Single by Rkomi

from the album Taxi Driver+
- Released: 2 February 2022
- Genre: Rap rock
- Length: 2:52
- Label: Universal Music Italy
- Songwriters: Mirko Martorana; Alessandro La Cava; Francesco Catitti;
- Producer: Katoo;

Rkomi singles chronology
| "La coda del diavolo" (2021) | "Insuperabile" (2022) | "5 gocce" (2022) |

Music video
- "Insuperabile" on YouTube

= Insuperabile =

"Insuperabile" is a song co-written and recorded by Italian rapper Rkomi.
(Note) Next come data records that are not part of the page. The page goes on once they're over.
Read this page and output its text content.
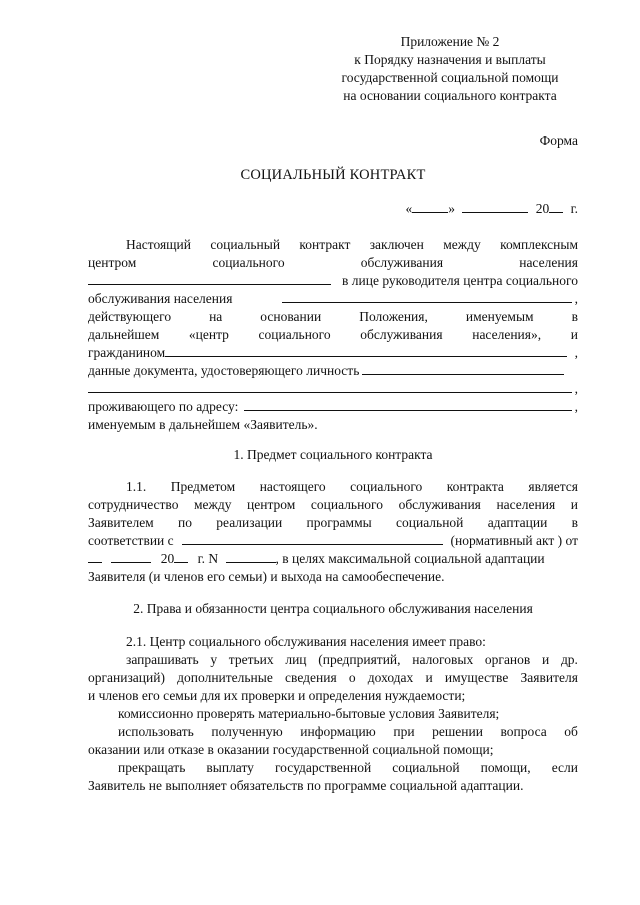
Приложение № 2
к Порядку назначения и выплаты
государственной социальной помощи
на основании социального контракта
Форма
СОЦИАЛЬНЫЙ КОНТРАКТ
«	»	20 г.
Настоящий социальный контракт заключен между комплексным
центром	социального	обслуживания	населения
в лице руководителя центра социального
обслуживания населения	,
действующего	на	основании	Положения,	именуемым	в
дальнейшем «центр социального обслуживания населения», и
гражданином	,
данные документа, удостоверяющего личность
,
проживающего по адресу:	,
именуемым в дальнейшем «Заявитель».
1. Предмет социального контракта
1.1. Предметом настоящего социального контракта является
сотрудничество между центром социального обслуживания населения и
Заявителем по реализации программы социальной адаптации в
соответствии с	(нормативный акт ) от
20 г. N	, в целях максимальной социальной адаптации
Заявителя (и членов его семьи) и выхода на самообеспечение.
2. Права и обязанности центра социального обслуживания населения
2.1. Центр социального обслуживания населения имеет право:
запрашивать у третьих лиц (предприятий, налоговых органов и др.
организаций) дополнительные сведения о доходах и имуществе Заявителя
и членов его семьи для их проверки и определения нуждаемости;
комиссионно проверять материально-бытовые условия Заявителя;
использовать полученную информацию при решении вопроса об
оказании или отказе в оказании государственной социальной помощи;
прекращать выплату государственной социальной помощи, если
Заявитель не выполняет обязательств по программе социальной адаптации.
It was released on 2 February 2022 through Universal Music Italy, as the second single from the reissue of his third studio album Taxi Driver.

The song competed during the 72nd Sanremo Music Festival, Italy's musical festival which doubles also as a selection of the act for Eurovision Song Contest, where it placed 17th in the grand final.

== Critic reception ==
Andrea Laffranchi of il Corriere della Sera found in the rapper's artistic choice a search for "national-popular consensus," converting to music played and not rapped, arguing that the song "plays with rock stereotypes: a riff, foot-stomping drums, flames, and powerful engines." Andrea Conti of Il Fatto Quotidiano wrote that the single opens with "a sustained bass line that captivates from the first notes." Francesco Chignola of TV Sorrisi e Canzoni also reflected on the musical side, writing that it "starts off immediately with a powerful bass line, a fast beat, breaking down the boundaries between rap and rock, with an explosive orchestral finale," although he finds the lyrics a bit "full of automotive imagery."

== Music video ==
The music video for the song, directed by YouNuts!, was released on February 2, 2022, through the rapper's YouTube channel.

== Charts ==

===Weekly charts===

Chart performance for "Insuperabile"
| Chart (2022) | Peak position |
|---|---|
| Italy (FIMI) | 6 |
| Italy Airplay (EarOne) | 10 |

===Year-end charts===

Year-end chart performance for "Insuperabile"
| Chart (2022) | Position |
|---|---|
| Italy (FIMI) | 25 |

== Certifications ==

Certifications for "Insuperabile"
| Region | Certification | Certified units/sales |
| Italy (FIMI) | 3× Platinum | 300,000^{‡} |
^{‡} Sales+streaming figures based on certification alone.